All this long prelude is to explain why I didn't write passionate posts about the South Dakota decision to privilege embryos over women in health issues. I did write a post about the SD Abortion Task Force earlier on and how the evidence it debated was totally biased and how it excluded pro-choice participants because they wouldn't have "an open mind" about this evidence, and I also wrote about the general policy of getting very restrictive laws passed in several states so that there would be good test cases for the new Supreme Court with its new more wingnutty judges.
But the actual meaning of these laws to women who do not follow politics much got somehow obscured for me, and the political game aspect took over. Not that it wasn't all extremely insulting and angering: to treat women in distress as so many pawns in a power struggle does that to you, but the feelings get stale after a while. And I knew that South Dakota's law wouldn't actually do anything because Roe would override it.
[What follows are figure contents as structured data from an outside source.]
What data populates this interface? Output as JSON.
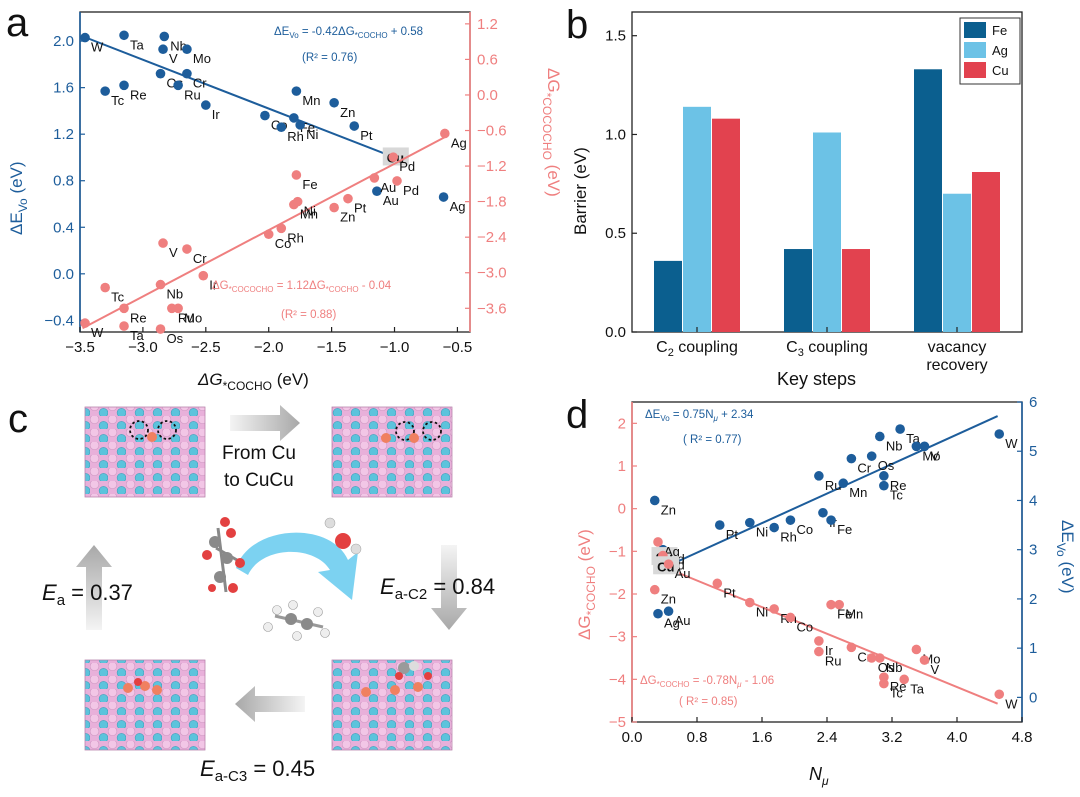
{
  "colors": {
    "blue": "#1d5d9b",
    "salmon": "#ef7f7f",
    "bar_fe": "#0b5f8f",
    "bar_ag": "#6cc2e6",
    "bar_cu": "#e2424f",
    "arrow_grey": "#b8b8b8",
    "cycle_arrow": "#6ecdf0",
    "slab_pink": "#f2c6e6",
    "slab_cyan": "#5cc3dc",
    "adsorbate_orange": "#f08060"
  },
  "panels": {
    "a": {
      "label": "a",
      "xlabel_main": "ΔG",
      "xlabel_sub": "*COCHO",
      "xlabel_unit": " (eV)",
      "left_ylabel_main": "ΔE",
      "left_ylabel_sub": "Vo",
      "left_ylabel_unit": " (eV)",
      "right_ylabel_main": "ΔG",
      "right_ylabel_sub": "*COCOCHO",
      "right_ylabel_unit": " (eV)",
      "fit_top": {
        "prefix": "ΔE",
        "sub": "Vo",
        "rest": " = -0.42ΔG",
        "sub2": "*COCHO",
        "tail": " + 0.58",
        "r2": "(R² = 0.76)"
      },
      "fit_bottom": {
        "prefix": "ΔG",
        "sub": "*COCOCHO",
        "rest": " = 1.12ΔG",
        "sub2": "*COCHO",
        "tail": " - 0.04",
        "r2": "(R² = 0.88)"
      },
      "highlight": "Cu"
    },
    "b": {
      "label": "b"
    },
    "c": {
      "label": "c",
      "top_arrow_text": [
        "From Cu",
        "to CuCu"
      ],
      "ea_left": {
        "main": "E",
        "sub": "a",
        "value": " = 0.37"
      },
      "ea_right": {
        "main": "E",
        "sub": "a-C2",
        "value": " = 0.84"
      },
      "ea_bottom": {
        "main": "E",
        "sub": "a-C3",
        "value": " = 0.45"
      }
    },
    "d": {
      "label": "d",
      "xlabel_main": "N",
      "xlabel_sub": "μ",
      "left_ylabel_main": "ΔG",
      "left_ylabel_sub": "*COCHO",
      "left_ylabel_unit": " (eV)",
      "right_ylabel_main": "ΔE",
      "right_ylabel_sub": "Vo",
      "right_ylabel_unit": " (eV)",
      "fit_top": {
        "prefix": "ΔE",
        "sub": "Vo",
        "rest": " = 0.75N",
        "sub2": "μ",
        "tail": " + 2.34",
        "r2": "( R² = 0.77)"
      },
      "fit_bottom": {
        "prefix": "ΔG",
        "sub": "*COCHO",
        "rest": " = -0.78N",
        "sub2": "μ",
        "tail": " - 1.06",
        "r2": "( R² = 0.85)"
      },
      "highlight": "Cu"
    }
  },
  "chart_data": [
    {
      "panel": "a",
      "type": "scatter",
      "xlabel": "ΔG*COCHO (eV)",
      "ylabel": "ΔEVo (eV)",
      "y2label": "ΔG*COCOCHO (eV)",
      "xlim": [
        -3.5,
        -0.4
      ],
      "ylim": [
        -0.5,
        2.25
      ],
      "y2lim": [
        -4.0,
        1.4
      ],
      "xticks": [
        -3.5,
        -3.0,
        -2.5,
        -2.0,
        -1.5,
        -1.0,
        -0.5
      ],
      "yticks": [
        -0.4,
        0.0,
        0.4,
        0.8,
        1.2,
        1.6,
        2.0
      ],
      "y2ticks": [
        -3.6,
        -3.0,
        -2.4,
        -1.8,
        -1.2,
        -0.6,
        0.0,
        0.6,
        1.2
      ],
      "series": [
        {
          "name": "ΔEVo",
          "axis": "left",
          "fit": {
            "slope": -0.42,
            "intercept": 0.58,
            "x": [
              -3.48,
              -0.99
            ]
          },
          "points": [
            {
              "label": "W",
              "x": -3.46,
              "y": 2.03
            },
            {
              "label": "Ta",
              "x": -3.15,
              "y": 2.05
            },
            {
              "label": "Nb",
              "x": -2.83,
              "y": 2.04
            },
            {
              "label": "V",
              "x": -2.84,
              "y": 1.93
            },
            {
              "label": "Mo",
              "x": -2.65,
              "y": 1.93
            },
            {
              "label": "Cr",
              "x": -2.65,
              "y": 1.72
            },
            {
              "label": "Os",
              "x": -2.86,
              "y": 1.72
            },
            {
              "label": "Ru",
              "x": -2.72,
              "y": 1.62
            },
            {
              "label": "Re",
              "x": -3.15,
              "y": 1.62
            },
            {
              "label": "Tc",
              "x": -3.3,
              "y": 1.57
            },
            {
              "label": "Ir",
              "x": -2.5,
              "y": 1.45
            },
            {
              "label": "Mn",
              "x": -1.78,
              "y": 1.57
            },
            {
              "label": "Zn",
              "x": -1.48,
              "y": 1.47
            },
            {
              "label": "Co",
              "x": -2.03,
              "y": 1.36
            },
            {
              "label": "Fe",
              "x": -1.8,
              "y": 1.34
            },
            {
              "label": "Rh",
              "x": -1.9,
              "y": 1.26
            },
            {
              "label": "Ni",
              "x": -1.75,
              "y": 1.28
            },
            {
              "label": "Pt",
              "x": -1.32,
              "y": 1.27
            },
            {
              "label": "Cu",
              "x": -0.99,
              "y": 1.0
            },
            {
              "label": "Au",
              "x": -1.14,
              "y": 0.71
            },
            {
              "label": "Ag",
              "x": -0.61,
              "y": 0.66
            }
          ]
        },
        {
          "name": "ΔG*COCOCHO",
          "axis": "right",
          "fit": {
            "slope": 1.12,
            "intercept": -0.04,
            "x": [
              -3.48,
              -0.6
            ]
          },
          "points": [
            {
              "label": "W",
              "x": -3.46,
              "y": -3.85
            },
            {
              "label": "Ta",
              "x": -3.15,
              "y": -3.9
            },
            {
              "label": "Os",
              "x": -2.86,
              "y": -3.95
            },
            {
              "label": "Re",
              "x": -3.15,
              "y": -3.6
            },
            {
              "label": "Ru",
              "x": -2.77,
              "y": -3.6
            },
            {
              "label": "Mo",
              "x": -2.72,
              "y": -3.6
            },
            {
              "label": "Tc",
              "x": -3.3,
              "y": -3.25
            },
            {
              "label": "Nb",
              "x": -2.86,
              "y": -3.2
            },
            {
              "label": "Ir",
              "x": -2.52,
              "y": -3.05
            },
            {
              "label": "V",
              "x": -2.84,
              "y": -2.5
            },
            {
              "label": "Cr",
              "x": -2.65,
              "y": -2.6
            },
            {
              "label": "Co",
              "x": -2.0,
              "y": -2.35
            },
            {
              "label": "Rh",
              "x": -1.9,
              "y": -2.25
            },
            {
              "label": "Mn",
              "x": -1.8,
              "y": -1.85
            },
            {
              "label": "Ni",
              "x": -1.77,
              "y": -1.8
            },
            {
              "label": "Zn",
              "x": -1.48,
              "y": -1.9
            },
            {
              "label": "Pt",
              "x": -1.37,
              "y": -1.75
            },
            {
              "label": "Fe",
              "x": -1.78,
              "y": -1.35
            },
            {
              "label": "Au",
              "x": -1.16,
              "y": -1.4
            },
            {
              "label": "Pd",
              "x": -1.01,
              "y": -1.05
            },
            {
              "label": "Pd",
              "x": -0.98,
              "y": -1.45
            },
            {
              "label": "Ag",
              "x": -0.6,
              "y": -0.65
            }
          ]
        }
      ]
    },
    {
      "panel": "b",
      "type": "bar",
      "xlabel": "Key steps",
      "ylabel": "Barrier (eV)",
      "ylim": [
        0,
        1.62
      ],
      "yticks": [
        0.0,
        0.5,
        1.0,
        1.5
      ],
      "categories": [
        {
          "main": "C",
          "sub": "2",
          "rest": " coupling"
        },
        {
          "main": "C",
          "sub": "3",
          "rest": " coupling"
        },
        {
          "main": "vacancy",
          "sub": "",
          "rest": "",
          "line2": "recovery"
        }
      ],
      "legend": "top-right",
      "series": [
        {
          "name": "Fe",
          "values": [
            0.36,
            0.42,
            1.33
          ]
        },
        {
          "name": "Ag",
          "values": [
            1.14,
            1.01,
            0.7
          ]
        },
        {
          "name": "Cu",
          "values": [
            1.08,
            0.42,
            0.81
          ]
        }
      ]
    },
    {
      "panel": "d",
      "type": "scatter",
      "xlabel": "Nμ",
      "ylabel": "ΔG*COCHO (eV)",
      "y2label": "ΔEVo (eV)",
      "xlim": [
        0.0,
        4.8
      ],
      "ylim": [
        -5.0,
        2.5
      ],
      "y2lim": [
        -0.5,
        6.0
      ],
      "xticks": [
        0.0,
        0.8,
        1.6,
        2.4,
        3.2,
        4.0,
        4.8
      ],
      "yticks": [
        -5,
        -4,
        -3,
        -2,
        -1,
        0,
        1,
        2
      ],
      "y2ticks": [
        0,
        1,
        2,
        3,
        4,
        5,
        6
      ],
      "series": [
        {
          "name": "ΔEVo",
          "axis": "right",
          "fit": {
            "slope": 0.75,
            "intercept": 2.34,
            "x": [
              0.3,
              4.5
            ]
          },
          "points": [
            {
              "label": "Zn",
              "x": 0.28,
              "y": 4.0
            },
            {
              "label": "Pt",
              "x": 1.08,
              "y": 3.5
            },
            {
              "label": "Ni",
              "x": 1.45,
              "y": 3.55
            },
            {
              "label": "Rh",
              "x": 1.75,
              "y": 3.45
            },
            {
              "label": "Co",
              "x": 1.95,
              "y": 3.6
            },
            {
              "label": "Ru",
              "x": 2.3,
              "y": 4.5
            },
            {
              "label": "Ir",
              "x": 2.35,
              "y": 3.75
            },
            {
              "label": "Fe",
              "x": 2.45,
              "y": 3.6
            },
            {
              "label": "Cr",
              "x": 2.7,
              "y": 4.85
            },
            {
              "label": "Mn",
              "x": 2.6,
              "y": 4.35
            },
            {
              "label": "Os",
              "x": 2.95,
              "y": 4.9
            },
            {
              "label": "Nb",
              "x": 3.05,
              "y": 5.3
            },
            {
              "label": "Ta",
              "x": 3.3,
              "y": 5.45
            },
            {
              "label": "Mo",
              "x": 3.5,
              "y": 5.1
            },
            {
              "label": "V",
              "x": 3.6,
              "y": 5.1
            },
            {
              "label": "Re",
              "x": 3.1,
              "y": 4.5
            },
            {
              "label": "Tc",
              "x": 3.1,
              "y": 4.3
            },
            {
              "label": "W",
              "x": 4.52,
              "y": 5.35
            },
            {
              "label": "Pd",
              "x": 0.38,
              "y": 3.0
            },
            {
              "label": "Cu",
              "x": 0.4,
              "y": 2.85
            },
            {
              "label": "Au",
              "x": 0.45,
              "y": 1.75
            },
            {
              "label": "Ag",
              "x": 0.32,
              "y": 1.7
            }
          ]
        },
        {
          "name": "ΔG*COCHO",
          "axis": "left",
          "fit": {
            "slope": -0.78,
            "intercept": -1.06,
            "x": [
              0.3,
              4.5
            ]
          },
          "points": [
            {
              "label": "Ag",
              "x": 0.32,
              "y": -0.78
            },
            {
              "label": "Pd",
              "x": 0.38,
              "y": -1.1
            },
            {
              "label": "Cu",
              "x": 0.42,
              "y": -1.35
            },
            {
              "label": "Au",
              "x": 0.45,
              "y": -1.3
            },
            {
              "label": "Zn",
              "x": 0.28,
              "y": -1.9
            },
            {
              "label": "Pt",
              "x": 1.05,
              "y": -1.75
            },
            {
              "label": "Ni",
              "x": 1.45,
              "y": -2.2
            },
            {
              "label": "Rh",
              "x": 1.75,
              "y": -2.35
            },
            {
              "label": "Co",
              "x": 1.95,
              "y": -2.55
            },
            {
              "label": "Fe",
              "x": 2.45,
              "y": -2.25
            },
            {
              "label": "Mn",
              "x": 2.55,
              "y": -2.25
            },
            {
              "label": "Ir",
              "x": 2.3,
              "y": -3.1
            },
            {
              "label": "Ru",
              "x": 2.3,
              "y": -3.35
            },
            {
              "label": "Cr",
              "x": 2.7,
              "y": -3.25
            },
            {
              "label": "Nb",
              "x": 3.05,
              "y": -3.5
            },
            {
              "label": "Os",
              "x": 2.95,
              "y": -3.5
            },
            {
              "label": "Mo",
              "x": 3.5,
              "y": -3.3
            },
            {
              "label": "V",
              "x": 3.6,
              "y": -3.55
            },
            {
              "label": "Re",
              "x": 3.1,
              "y": -3.95
            },
            {
              "label": "Tc",
              "x": 3.1,
              "y": -4.1
            },
            {
              "label": "Ta",
              "x": 3.35,
              "y": -4.0
            },
            {
              "label": "W",
              "x": 4.52,
              "y": -4.35
            }
          ]
        }
      ]
    }
  ]
}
So I missed the opportunity to really address the issues. Luckily, other bloggers did not. They are able to both be "insiders" and to see the angle of the "outsiders". One day I will learn this, too, but until then it's good that others are doing it so well:
Firedoglake tells us how to get active on the issue, and so does BitchPhD, though in perhaps some more cynical ways, and Digby and Lawyers, Guns and Money give more background and context. Culture Kitchen offers one upsetting image, and Pandagon addresses the pros and cons of boycotting South Dakota.
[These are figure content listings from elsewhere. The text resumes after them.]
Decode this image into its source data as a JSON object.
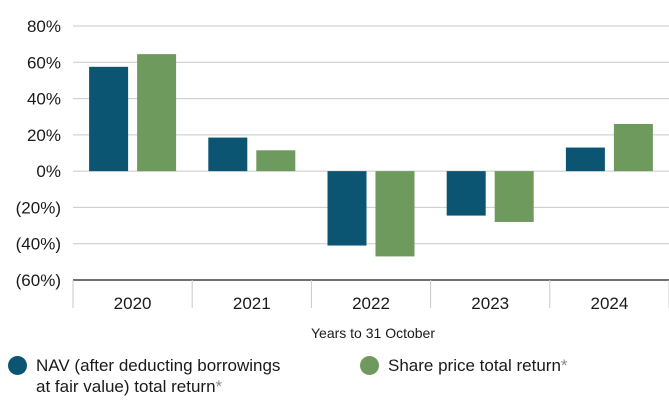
{
  "chart_data": {
    "type": "bar",
    "categories": [
      "2020",
      "2021",
      "2022",
      "2023",
      "2024"
    ],
    "series": [
      {
        "name": "NAV (after deducting borrowings at fair value) total return*",
        "values": [
          57.5,
          18.5,
          -41.0,
          -24.5,
          13.0
        ],
        "color": "#0b5572"
      },
      {
        "name": "Share price total return*",
        "values": [
          64.5,
          11.5,
          -47.0,
          -28.0,
          26.0
        ],
        "color": "#6f9a5e"
      }
    ],
    "y_ticks": [
      80,
      60,
      40,
      20,
      0,
      -20,
      -40,
      -60
    ],
    "y_tick_labels": [
      "80%",
      "60%",
      "40%",
      "20%",
      "0%",
      "(20%)",
      "(40%)",
      "(60%)"
    ],
    "ylim": [
      -60,
      80
    ],
    "xlabel": "Years to 31 October",
    "ylabel": "",
    "grid": "horizontal",
    "legend_position": "bottom"
  },
  "legend": {
    "nav_line1": "NAV (after deducting borrowings",
    "nav_line2": "at fair value) total return",
    "share": "Share price total return",
    "asterisk": "*"
  }
}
The disadvantage the pro-choice faction is laboring under is that very few people now remember the pre-Roe era personally. Very few people have personal experiences of someone bleeding to death in a hotel room, of women being kicked out of their homes for becoming pregnant, of the double-standards that let a pregnant woman be lectured at in a church while the man who got her pregnant sits smugly in the choir. All stories that I have been told by older relatives. Young women today have not heard such stories, on the whole, and they have Roe v. Wade to thank for it. But it is hard to be grateful for something you take for granted, hard to see how the world would change if Roe was no longer there to be taken for granted. Hard, but we still have to find a way to tell these stories, to make it clear what is at stake at least for the poorest women if states like South Dakota become the rule.